What This Means for Companies
Companies find themselves competing for talent against self-monetization. Often, they are also competing against pools of self-monetizing talent. It is a double challenge that drains business of the talent they need to compete against their best talent who have left to work on their own.
There are 3 levels of talent: individual contributors, strategist leaders, and creators. Creators contribute the most and have the easiest route to self-monetization followed closely by strategist leaders. Highly capable individual contributors face more hurdles but also more opportunities and incentives to put in the work on side hustles.
The implications are companies will need to redefine their value proposition to employees. They have lost their status as the easiest way to monetize labor. Competition for talent has been limited to company vs company.
Now there is a second category, self-monetization, which does not have the same business model dependent salary constraints. It is a scalable way for employees to earn past what an individual company can pay them.

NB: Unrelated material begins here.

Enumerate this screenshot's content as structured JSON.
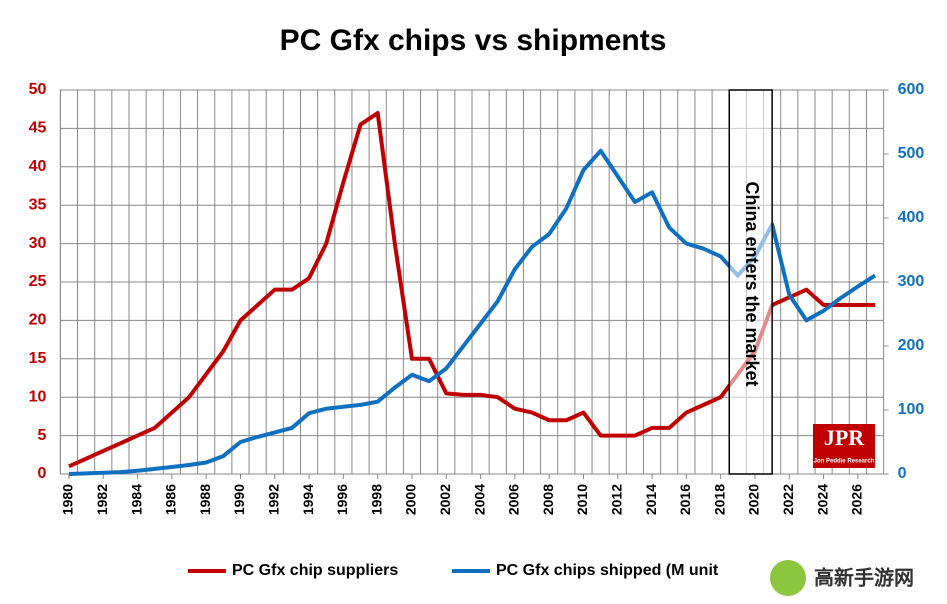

The next generation of self-monetization platforms will support on demand, self-organizing teams. Call it the on-demand cloud for talent. They will make leveraging this new class of worker simpler and more effective for frontier business models that support it. Most business models rely on static, in place teams.
Adapting the Talent Model
This is an Amazon changing retail level disruption. Recruiting fails here. Organizational development is ineffective under this model. Performance evaluation and management cannot support this as they exist today.

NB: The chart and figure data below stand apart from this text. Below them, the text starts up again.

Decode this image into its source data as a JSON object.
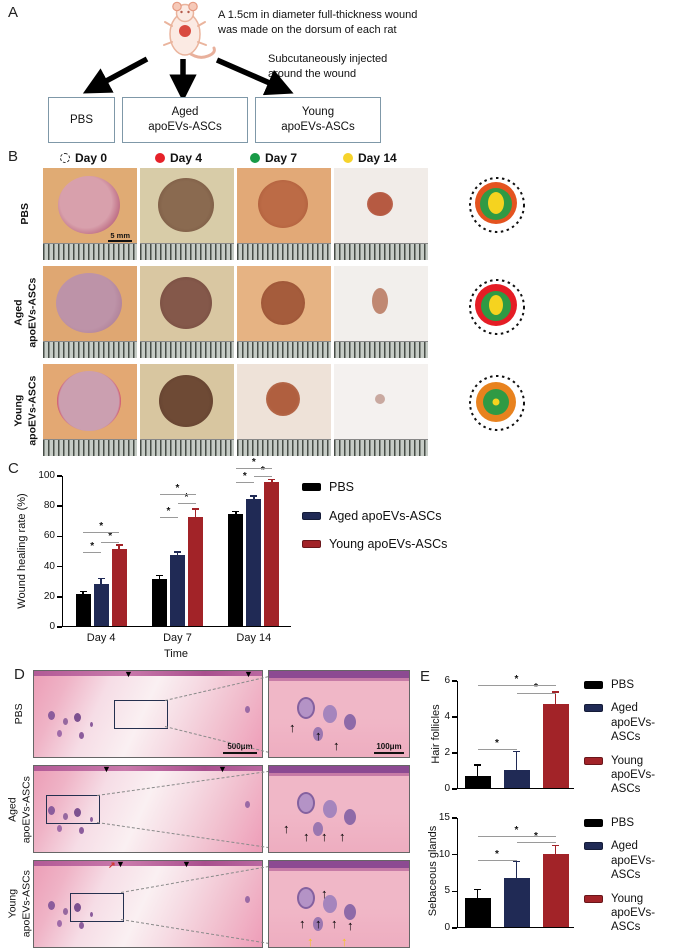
{
  "panelA": {
    "label": "A",
    "caption_wound": "A 1.5cm in diameter full-thickness wound\nwas made on the dorsum of each rat",
    "caption_injection": "Subcutaneously injected\naround the wound",
    "groups": [
      "PBS",
      "Aged\napoEVs-ASCs",
      "Young\napoEVs-ASCs"
    ]
  },
  "panelB": {
    "label": "B",
    "timepoints": [
      {
        "label": "Day 0",
        "marker": "dashed-circle",
        "color": "#222222"
      },
      {
        "label": "Day 4",
        "marker": "dot",
        "color": "#e62129"
      },
      {
        "label": "Day 7",
        "marker": "dot",
        "color": "#189a46"
      },
      {
        "label": "Day 14",
        "marker": "dot",
        "color": "#f6d32b"
      }
    ],
    "scale_bar": "5 mm",
    "rows": [
      {
        "group": "PBS",
        "schematic": {
          "day4_ring": "#e4531f",
          "day7_area": "#2f9a44",
          "day14_area": "#f5d31f",
          "day14_size": "large"
        }
      },
      {
        "group": "Aged\napoEVs-ASCs",
        "schematic": {
          "day4_ring": "#e51d25",
          "day7_area": "#2f9a44",
          "day14_area": "#f5d31f",
          "day14_size": "medium"
        }
      },
      {
        "group": "Young\napoEVs-ASCs",
        "schematic": {
          "day4_ring": "#e8821e",
          "day7_area": "#2f9a44",
          "day14_area": "#f5d31f",
          "day14_size": "small"
        }
      }
    ]
  },
  "panelC": {
    "label": "C"
  },
  "panelD": {
    "label": "D",
    "scale_left": "500μm",
    "scale_right": "100μm",
    "rows": [
      {
        "group": "PBS",
        "zoom_arrows": {
          "black": 3,
          "yellow": 0
        },
        "extra_marker": ""
      },
      {
        "group": "Aged\napoEVs-ASCs",
        "zoom_arrows": {
          "black": 4,
          "yellow": 0
        },
        "extra_marker": ""
      },
      {
        "group": "Young\napoEVs-ASCs",
        "zoom_arrows": {
          "black": 5,
          "yellow": 2
        },
        "extra_marker": "red-arrow"
      }
    ]
  },
  "panelE": {
    "label": "E"
  },
  "icons": {
    "wound_edge_marker": "▼",
    "follicle_arrow": "↑",
    "red_arrow": "↗"
  },
  "colors": {
    "pbs": "#000000",
    "aged": "#202a55",
    "young": "#a22328",
    "sig_line": "#9a9a9a"
  },
  "chart_data": [
    {
      "id": "wound_healing_rate",
      "type": "bar",
      "title": "",
      "xlabel": "Time",
      "ylabel": "Wound healing rate (%)",
      "ylim": [
        0,
        100
      ],
      "yticks": [
        0,
        20,
        40,
        60,
        80,
        100
      ],
      "categories": [
        "Day 4",
        "Day 7",
        "Day 14"
      ],
      "series": [
        {
          "name": "PBS",
          "color": "#000000",
          "values": [
            21,
            31,
            74.5
          ],
          "errors": [
            1.5,
            2,
            1
          ]
        },
        {
          "name": "Aged apoEVs-ASCs",
          "color": "#202a55",
          "values": [
            28,
            47,
            84
          ],
          "errors": [
            3,
            1.5,
            1.5
          ]
        },
        {
          "name": "Young apoEVs-ASCs",
          "color": "#a22328",
          "values": [
            51,
            72,
            95.5
          ],
          "errors": [
            2,
            5,
            1
          ]
        }
      ],
      "significance": [
        {
          "category": 0,
          "pair": [
            0,
            1
          ],
          "y": 50,
          "label": "*"
        },
        {
          "category": 0,
          "pair": [
            1,
            2
          ],
          "y": 56,
          "label": "*"
        },
        {
          "category": 0,
          "pair": [
            0,
            2
          ],
          "y": 63,
          "label": "*"
        },
        {
          "category": 1,
          "pair": [
            0,
            1
          ],
          "y": 73,
          "label": "*"
        },
        {
          "category": 1,
          "pair": [
            1,
            2
          ],
          "y": 82,
          "label": "*"
        },
        {
          "category": 1,
          "pair": [
            0,
            2
          ],
          "y": 88,
          "label": "*"
        },
        {
          "category": 2,
          "pair": [
            0,
            1
          ],
          "y": 96,
          "label": "*"
        },
        {
          "category": 2,
          "pair": [
            1,
            2
          ],
          "y": 100,
          "label": "*"
        },
        {
          "category": 2,
          "pair": [
            0,
            2
          ],
          "y": 105,
          "label": "*"
        }
      ],
      "legend": [
        "PBS",
        "Aged apoEVs-ASCs",
        "Young apoEVs-ASCs"
      ],
      "legend_position": "right"
    },
    {
      "id": "hair_follicles",
      "type": "bar",
      "ylabel": "Hair follicles",
      "ylim": [
        0,
        6
      ],
      "yticks": [
        0,
        2,
        4,
        6
      ],
      "categories": [
        "PBS",
        "Aged apoEVs-ASCs",
        "Young apoEVs-ASCs"
      ],
      "values": [
        0.65,
        1.0,
        4.65
      ],
      "errors": [
        0.6,
        1.0,
        0.65
      ],
      "colors": [
        "#000000",
        "#202a55",
        "#a22328"
      ],
      "significance": [
        {
          "pair": [
            0,
            1
          ],
          "y": 2.2,
          "label": "*"
        },
        {
          "pair": [
            1,
            2
          ],
          "y": 5.35,
          "label": "*"
        },
        {
          "pair": [
            0,
            2
          ],
          "y": 5.8,
          "label": "*"
        }
      ],
      "legend": [
        "PBS",
        "Aged\napoEVs-ASCs",
        "Young\napoEVs-ASCs"
      ],
      "legend_position": "right"
    },
    {
      "id": "sebaceous_glands",
      "type": "bar",
      "ylabel": "Sebaceous glands",
      "ylim": [
        0,
        15
      ],
      "yticks": [
        0,
        5,
        10,
        15
      ],
      "categories": [
        "PBS",
        "Aged apoEVs-ASCs",
        "Young apoEVs-ASCs"
      ],
      "values": [
        4,
        6.7,
        10
      ],
      "errors": [
        1,
        2.1,
        1
      ],
      "colors": [
        "#000000",
        "#202a55",
        "#a22328"
      ],
      "significance": [
        {
          "pair": [
            0,
            1
          ],
          "y": 9.3,
          "label": "*"
        },
        {
          "pair": [
            1,
            2
          ],
          "y": 11.7,
          "label": "*"
        },
        {
          "pair": [
            0,
            2
          ],
          "y": 12.5,
          "label": "*"
        }
      ],
      "legend": [
        "PBS",
        "Aged\napoEVs-ASCs",
        "Young\napoEVs-ASCs"
      ],
      "legend_position": "right"
    }
  ]
}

This new class of worker does not have a resume. Their Google search results are a detailed view of their capabilities. They do not interview for jobs. They have 1 hour “Get to Know Me” sessions available for a fee. Click to book.
Why would that be attractive to any company? The cost of a 1 hour session is orders of magnitude lower than recruiting costs. An online body of work is more comprehensive than a resume. This model results in significant improvements in outcomes at a lower price.
Hiring software is replaced by self-monetization platforms and access to on demand marketplaces. There is no attrition or retention cost. No severance. Work is modular and on demand which makes traditional talent model concepts unnecessary.
Performance evaluations are more like Netflix ratings, thumbs up or down. The more ratings you provide, the better the people recommendations become. Layers of management become unnecessary as 1 strategy leader can be effective across multiple self-organizing teams. Modularity means low performers can be replaced in real time.
I am responsible for developing and improving my capabilities. The marketplace incentivizes me to continually learn, improving my value. Organizational development is an organic result of the marketplace.
Companies will be forced to give up traditional levers of control to get the benefits of more customized workforces and lower overhead. Letting go reveals how poorly those levers functioned in the first place. It is uncomfortable to drop the baggage, but the business operates more efficiently once it gets past the initial shakeup.
A Different Adoption Cycle
Most technology driven disruptions are big on hype but slow to be adopted because business units do not like to change. For most technologies, they have a perfectly functional alternative in place so there is no sense of urgency. Why spend the money until it is an absolute necessity?
In this case, groups like HR are incentivized not to willingly adopt these changes. However, the marketplace is the driving factor. As more people self-monetize, it will not be a choice. It will be a lack of options to access an increasingly large, business critical pool of talent.
While businesses will enjoy the benefits, individuals who depend on the traditional talent model aspects of the business will be displaced. Again, the marketplace forces those people to upskill and adopt the new model. Just as the business will benefit after a period of adjustment, people will too.
Early adopters will also be early beneficiaries. Their incentive structure is the same as any other to self-monetize. Many in HR will become part of the community building and improving the marketplace. Their experience will create the model.
As uncertain as all this sounds, it creates new opportunities for businesses and people who understand the implications. Disruptive? Yes. Destructive? No.